- Spilia Location within Greece
- Coordinates: 40°29′47″N 21°48′37″E﻿ / ﻿40.49639°N 21.81028°E
- Country: Greece
- Administrative region: Western Macedonia
- Regional unit: Kozani
- Municipality: Eordaia
- Municipal unit: Agia Paraskevi

Population (2021)
- • Community: 35
- Time zone: UTC+2 (EET)
- • Summer (DST): UTC+3 (EEST)
- Postal code: 50200
- Area code: +30 2463

= Spilia, Kozani =

Village in Kozani regional unit, West Macedonia, Greece

Spilia is a village located in Agia Paraskevi municipal unit, Kozani regional unit, West Macedonia, Greece. Ptolemaida is 25 km northwest of Spilia.

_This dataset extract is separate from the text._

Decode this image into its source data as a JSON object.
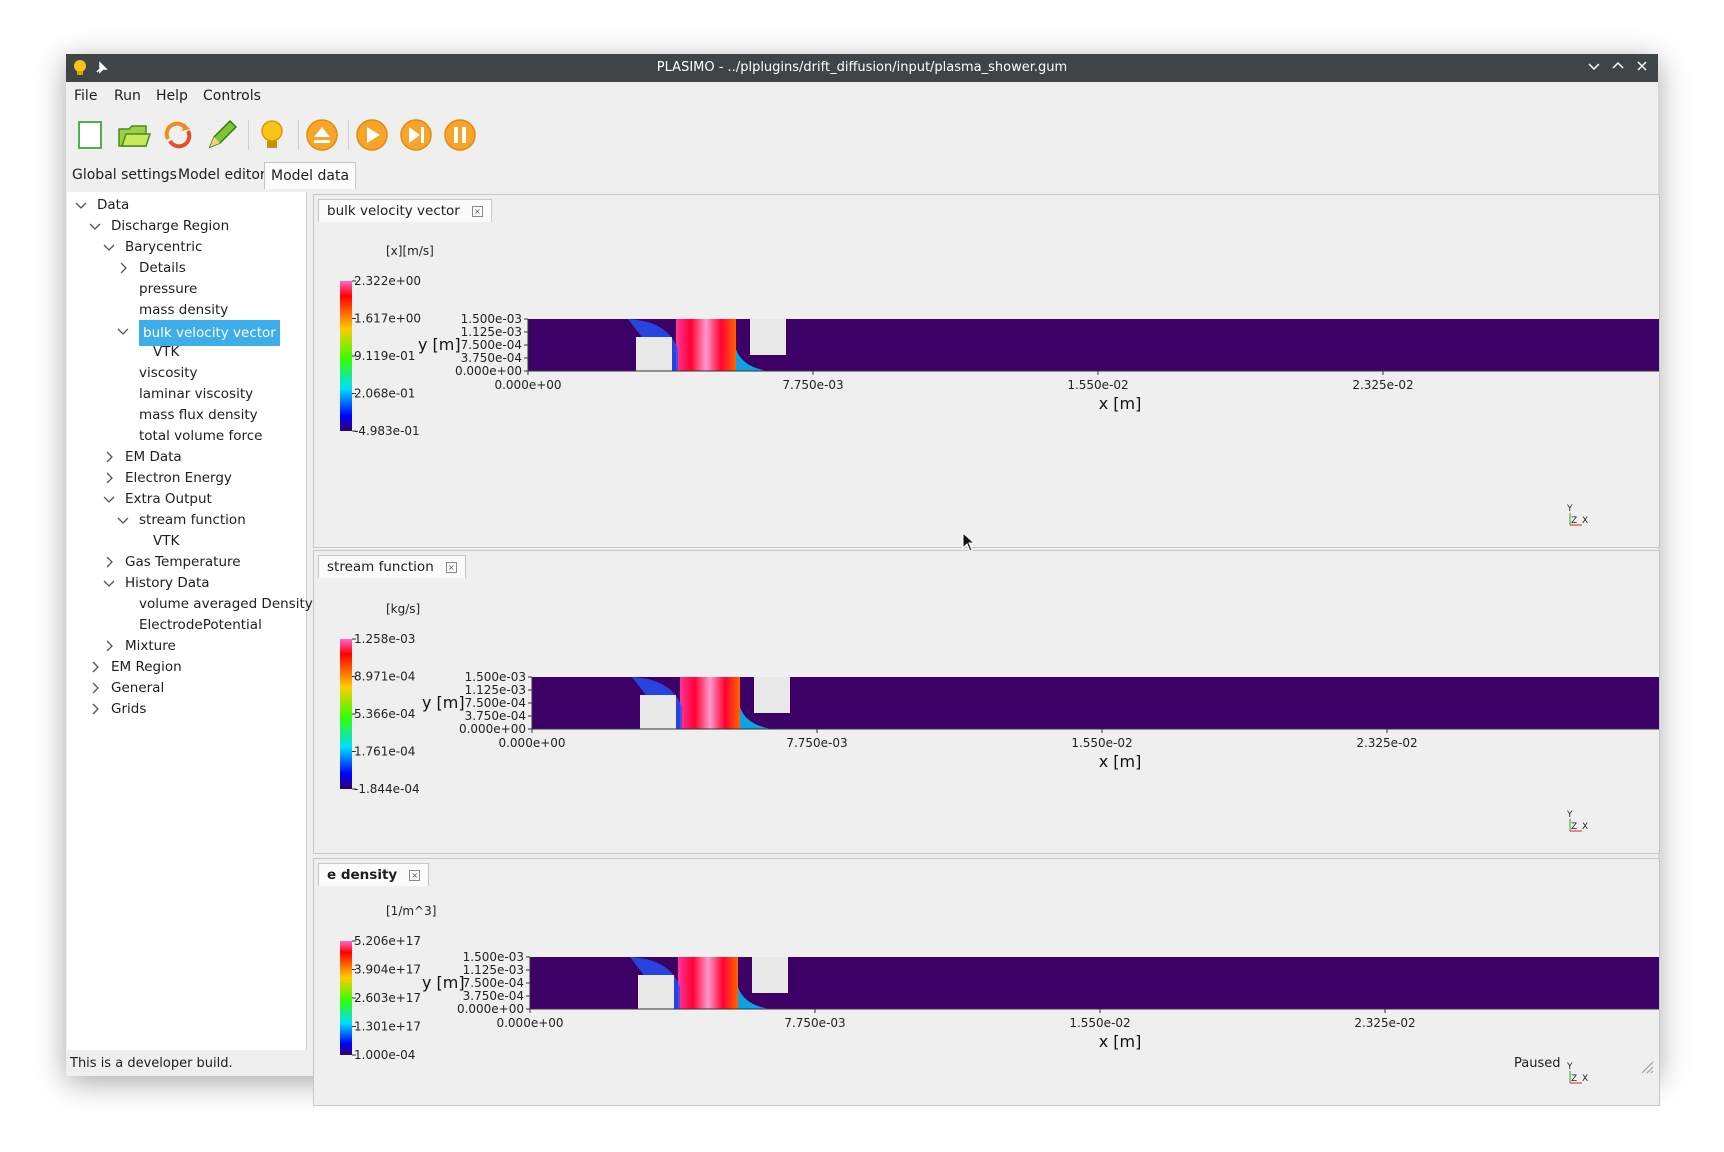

Spilia is situated at an altitude of 820 meters. At the 2021 census, the population was 35.

==Archaeological site==
A portion of Via Egnatia, an ancient Roman road, passes through Spilia. An archaeological site of the ancient Macedonian tomb of Eordaia (Greek: Μακεδονικός τάφος Σπηλιάς) is located in Spilia along this road. The architectural form shows the tomb and monument to be in the same category as tombs of Philip II, Vergina, and Leukadia.